En gros, les relativistes, estiment que tout ce qui se dit est vrai, car tout se vaut également. On les entendra dire: «Tu peux bien dire ce que tu veux, de toute manière ton opinion n’a pas plus de valeur que la mienne.»
D’autres, les sceptiques, estiment que tout ce qui se dit est faux, car l’incertitude ne peut garantir la vérité et tout est incertain. On les entendra dire: « Vaut mieux se taire, car tout est incertain et devant l’incertitude, le silence de mon jugement est ce qui doit prévaloir».
D’autres encore, les dogmatiques, estiment que seul ce qu’ils disent est vrai, car croient-ils, ils sont les seuls à connaître la vérité. On les entendra dire: « Rien ne sert de discuter si tu penses le contraire de moi, car moi je sais!»
Enfin, certains, les «faillibilistes» (d’autres diraient les «relationnistes»), tout en étant incertains, estiment qu’il importe néanmoins d’oser se dire avec nuances, quitte à devoir modifier le propos si de nouveaux arguments et faits remettent en question ce qu’ils estimaient probable. On les entendra dire: «Je ne suis pas certain de ce que j’affirme, mais continuons à chercher ensemble…» Pour eux, l’important n’est pas d’avoir raison mais d’apprendre à dialoguer avec l’incertitude et continuer la lente reconstruction du monde dans lequel nous nous trouvons depuis les débuts.
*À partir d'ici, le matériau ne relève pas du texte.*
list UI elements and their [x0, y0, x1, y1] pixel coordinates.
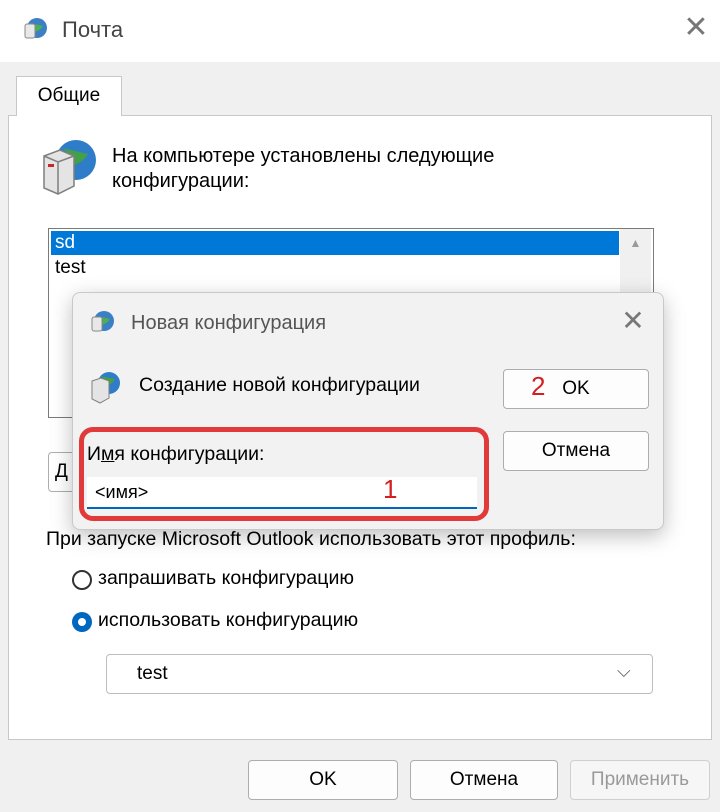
- mail-globe-icon: [24, 18, 47, 39]
- radio-prompt-profile[interactable]: [72, 570, 92, 590]
- list-item[interactable]: sd: [51, 231, 619, 255]
- label-rest: я конфигурации:: [114, 443, 265, 465]
- radio-prompt-label[interactable]: запрашивать конфигурацию: [98, 567, 354, 590]
- server-globe-icon: [91, 372, 120, 404]
- label-prefix: И: [87, 443, 102, 465]
- label-accelerator: м: [101, 443, 115, 465]
- ok-button[interactable]: OK: [248, 760, 398, 800]
- window-title: Почта: [62, 17, 124, 42]
- radio-use-profile[interactable]: [72, 612, 92, 632]
- list-item[interactable]: test: [51, 256, 355, 280]
- annotation-marker-1: 1: [383, 474, 398, 504]
- profile-select[interactable]: test ⌵: [106, 654, 653, 694]
- intro-text: На компьютере установлены следующие конф…: [112, 145, 495, 192]
- profile-name-label: Имя конфигурации:: [87, 443, 264, 466]
- scroll-up-icon[interactable]: ▲: [620, 231, 651, 255]
- new-profile-dialog: Новая конфигурация ✕ Создание новой конф…: [72, 292, 664, 530]
- title-bar: Почта ✕: [0, 0, 720, 62]
- close-icon[interactable]: ✕: [617, 305, 649, 337]
- dialog-title-bar: Новая конфигурация ✕: [73, 293, 663, 355]
- startup-label: При запуске Microsoft Outlook использова…: [46, 528, 576, 550]
- apply-button[interactable]: Применить: [570, 760, 710, 800]
- dialog-subtitle: Создание новой конфигурации: [139, 374, 420, 396]
- chevron-down-icon: ⌵: [617, 661, 631, 682]
- dialog-ok-button[interactable]: OK: [503, 369, 649, 409]
- dialog-title: Новая конфигурация: [131, 312, 327, 334]
- close-icon[interactable]: ✕: [680, 12, 712, 44]
- server-globe-icon: [43, 140, 96, 195]
- dialog-cancel-button[interactable]: Отмена: [503, 431, 649, 471]
- cancel-button[interactable]: Отмена: [410, 760, 558, 800]
- profile-name-input[interactable]: [87, 477, 477, 509]
- mail-globe-icon: [91, 311, 114, 332]
- select-value: test: [137, 663, 168, 684]
- tab-general[interactable]: Общие: [16, 76, 122, 116]
- radio-use-label[interactable]: использовать конфигурацию: [98, 609, 358, 632]
- annotation-marker-2: 2: [531, 371, 546, 401]
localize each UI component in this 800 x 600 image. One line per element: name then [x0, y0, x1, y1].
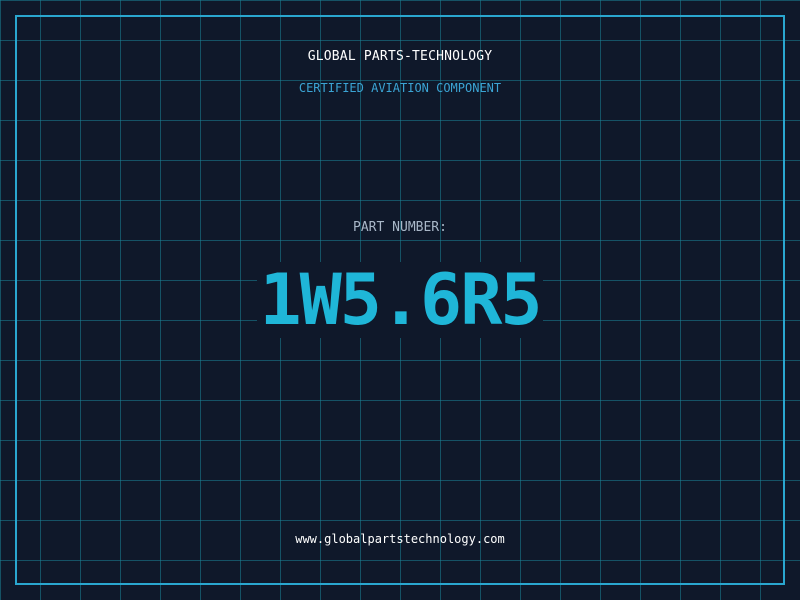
brand-title: GLOBAL PARTS-TECHNOLOGY — [307, 49, 493, 64]
website-link[interactable]: www.globalpartstechnology.com — [0, 531, 800, 547]
part-number-value: 1W5.6R5 — [257, 259, 543, 341]
part-number-container: 1W5.6R5 — [0, 262, 800, 338]
part-number-label: PART NUMBER: — [353, 220, 447, 235]
certification-subtitle: CERTIFIED AVIATION COMPONENT — [298, 81, 502, 95]
label-canvas: GLOBAL PARTS-TECHNOLOGY CERTIFIED AVIATI… — [0, 0, 800, 600]
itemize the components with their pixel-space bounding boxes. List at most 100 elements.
Quand nous pratiquons la philosophie avec les enfants, le but visé, en même temps que le moyen utilisé, est d’apprendre à oser se dire avec nuances, afin que le discernement s’affine, que le jugement devienne plus préoccupé de ce qui est présenté comme des faits, que la pensée critique, même incertaine, engage le dialogue avec la pensée créative, et que ces deux formes de pensée se sentent soutenues par la pensée attentive (caring thinking). Pour y arriver, il importe de transformer la classe en communauté de recherche philosophique où chacun est invité à oser se dire avec les autres dans une enquête visant à donner éventuellement une solution provisoire à un problème identifié par les enfants eux-mêmes.
Ni relativiste, ni sceptique, ni dogmatique, l’enfant qui apprend à faire de la philosophie en communauté de recherche (du moins comme ce qui a été imaginé par Lipman et Sharp) balance sa réflexion entre la parole et le silence, entre la raison et les émotions, entre la vérité et les valeurs, entre les faits et les arguments, entre lui et les autres… Il apprend à dialoguer avec l’incertitude qui habite toute personne qui, bien qu’elle se sait faillible, continue de chercher avec les autres une façon de faire permettant de reconstruire le monde, un autre monde, plus habitable par tout et chacun. Un monde où l’amitié, dépassant l’utile et l’agréable, se fonde sur la recherche d’un bien commun (Aristote).